“QUIT EQUATING WATERGATE
TO WHITEWATER,” SAYS DNC WATERGATE ‘72 STAFFER
AND CLINTON WHITEWATER
GRAND JURY WITNESS BOB WEINER
ON 30TH WATERGATE
ANNIVERSARY
“BREAKING INTO OPPOSITION
NATIONAL HEADQUARTERS AND INVOLVING AGENCIES
IN OBSTRUCTING JUSTICE
IN COVERUP HARDLY EQUATES
TO PROTECTING PRIVACY
OF A PERSONAL RELATIONSHIP ,” SAYS WEINER;
TO SAY PARALLEL IS
“PERVERSION OF HISTORY”
(Washington, DC) – On the eve of the 30th anniversary of the Watergate break-in June 17, Bob Weiner, in the unique position of being the only Democratic National Committee 1972 Watergate headquarters staffer who also was a Clinton Whitewater Grand Jury witness, is urging media and politicians to “Quit equating Watergate to Whitewater.”
“Breaking into the opposition national political headquarters and involving agencies in obstructing justice in a cover-up hardly equates to protecting privacy of a personal relationship,” says Weiner. “To say Watergate and Whitewater are parallel is a perversion of history.”
“On a day when we are reminded of the remarkable investigation of reporters like Woodward and Bernstein, who brought out the Watergate Nixon-era subversions of the Constitution, it is unjust to parallel those to the personal activities of President Clinton. In fact, if there is any real parallel between Watergate and Whitewater, it is the similarity between the break-in and cover-up of Watergate and the privacy invasion against the Clintons and abuse of that privacy for politics by the Republican extremists in Congress – and the American people knew it. The fact that Clinton held a 70% popularity rating compared to prosecutor Ken Starr’s 9%, and Clinton’s popularity rose in the polls as Starr and congressional Republicans became more and more vicious (and lost congressional seats) in exposing Clinton’s private life indicates the accurate record of history. The attempted rehabilitation of Ken Starr as a prosecutor ‘only doing his job’ – when virtually all prosecutors indicate they would have utilized prosecutorial discretion and not prosecuted such a consensual sex case in a non-political setting – is also a distortion of history,” said Weiner.
Weiner took direct aim at comments by CNN’s Larry King on June 10: “When someone as respected as Larry King has a Watergate review show and says that the evidence of the Nixon tapes – which largely caused Nixon’s decision to resign – was ‘like the stain on the dress,’ referring to the Clinton case, it makes me sad because it belittles the severity of Nixon’s actions.”

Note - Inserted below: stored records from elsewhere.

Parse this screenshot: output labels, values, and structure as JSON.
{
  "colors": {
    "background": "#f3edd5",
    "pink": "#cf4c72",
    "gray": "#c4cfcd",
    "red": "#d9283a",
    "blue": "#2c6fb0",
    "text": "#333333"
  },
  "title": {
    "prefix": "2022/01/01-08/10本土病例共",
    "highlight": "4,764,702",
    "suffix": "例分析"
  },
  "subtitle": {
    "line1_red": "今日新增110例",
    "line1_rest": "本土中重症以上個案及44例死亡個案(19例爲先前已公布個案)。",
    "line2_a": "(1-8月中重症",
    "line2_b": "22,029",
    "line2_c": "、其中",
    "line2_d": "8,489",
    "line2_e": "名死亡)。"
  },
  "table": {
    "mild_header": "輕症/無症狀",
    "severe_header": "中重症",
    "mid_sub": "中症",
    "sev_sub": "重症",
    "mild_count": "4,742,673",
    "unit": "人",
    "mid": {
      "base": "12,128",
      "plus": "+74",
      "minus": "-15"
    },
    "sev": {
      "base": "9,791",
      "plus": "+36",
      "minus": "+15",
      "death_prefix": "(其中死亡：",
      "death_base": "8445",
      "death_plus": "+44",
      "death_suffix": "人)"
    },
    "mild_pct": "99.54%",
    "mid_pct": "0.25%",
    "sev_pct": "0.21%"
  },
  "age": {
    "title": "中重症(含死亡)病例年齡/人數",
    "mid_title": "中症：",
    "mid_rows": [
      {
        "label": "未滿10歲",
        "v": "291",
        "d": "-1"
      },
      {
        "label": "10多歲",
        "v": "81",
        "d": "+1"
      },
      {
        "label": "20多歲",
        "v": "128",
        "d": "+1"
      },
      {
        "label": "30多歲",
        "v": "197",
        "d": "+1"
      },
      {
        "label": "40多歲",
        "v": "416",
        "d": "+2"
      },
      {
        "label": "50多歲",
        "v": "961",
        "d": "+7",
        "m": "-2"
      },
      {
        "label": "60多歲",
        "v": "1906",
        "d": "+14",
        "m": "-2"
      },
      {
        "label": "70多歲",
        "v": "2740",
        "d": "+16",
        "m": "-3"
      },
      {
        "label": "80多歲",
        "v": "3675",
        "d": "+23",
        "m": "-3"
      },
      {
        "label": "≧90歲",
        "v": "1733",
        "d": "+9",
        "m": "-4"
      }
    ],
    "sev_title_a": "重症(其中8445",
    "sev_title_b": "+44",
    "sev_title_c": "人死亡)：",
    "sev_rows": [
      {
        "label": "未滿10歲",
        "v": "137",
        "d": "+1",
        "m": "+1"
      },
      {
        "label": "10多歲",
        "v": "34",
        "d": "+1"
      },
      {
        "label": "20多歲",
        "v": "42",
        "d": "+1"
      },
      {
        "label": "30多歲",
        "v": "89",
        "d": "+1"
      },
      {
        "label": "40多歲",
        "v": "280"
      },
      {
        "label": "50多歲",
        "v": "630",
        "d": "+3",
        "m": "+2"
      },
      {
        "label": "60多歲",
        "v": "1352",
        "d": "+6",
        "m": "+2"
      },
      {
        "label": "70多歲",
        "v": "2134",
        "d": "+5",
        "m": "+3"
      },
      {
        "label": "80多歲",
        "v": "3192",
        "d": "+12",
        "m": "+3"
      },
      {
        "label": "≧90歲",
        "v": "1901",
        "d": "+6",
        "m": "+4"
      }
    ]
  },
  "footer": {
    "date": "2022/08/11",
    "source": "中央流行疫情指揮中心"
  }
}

“Republicans and supporters of the prosecutor tried to draw a legal parallel between Watergate and Whitewater by tying the Clintons to the Whitewater land deal, travel office abuses, and FBI staff files abuses, but they failed, even in the prosecutor’s own judgment. When they were left with hiding the existence of a girlfriend and decided to use that, they dropped the possibility of ultimate depth in any true historical parallel,” Weiner stated.
Weiner was National Youth Voter Registration Director in the Young Democrats’ office of the Democratic National Committee and also Voter Registration Media Director for the DNC Presidential campaign in 1971-72. From 1995-2001 Weiner was Director of Public Affairs for the White House Office of National Drug Policy. In 1972, Weiner was interviewed by the FBI, providing a deposition about Republican break-in activities, and was asked by Watergate Committee Senator Joseph Montoya (DNM) to provide a statement for the Committee. In January 1998, Weiner was subpoenaed and testified before Ken Starr’s Whitewater-Lewinsky Grand Jury about private home phone calls which he and his wife, Patricia Berg, made to friends expressing their opinion about the Linda Tripp tapes. Weiner and Berg called Starr’s investigation of their private lives “Big Brother at its worst” and were interviewed or quoted on “Today”, “Good Morning America”, Montel Williams, even Jay Leno, as well as all three network news programs, and most papers across America.
“We were outraged that the Prosecutor’s violations of privacy invaded our home, as well as the President’s,” Weiner stated. “That violation of privacy is the real historical legacy of Whitewater, and it is the only parallel to Watergate.”
Weiner, who worked in Congress for fifteen years for Ed Koch (D/NY), Claude Pepper (D-FL), Charles Rangel (D-NY), and John Conyers (D-MI) as well as the White House for the last six years, is writing a book, “Watergate to Whitewater: Near the Center of the Storm.” He is now President of Robert Weiner Associates Public Affairs and Issue Strategies.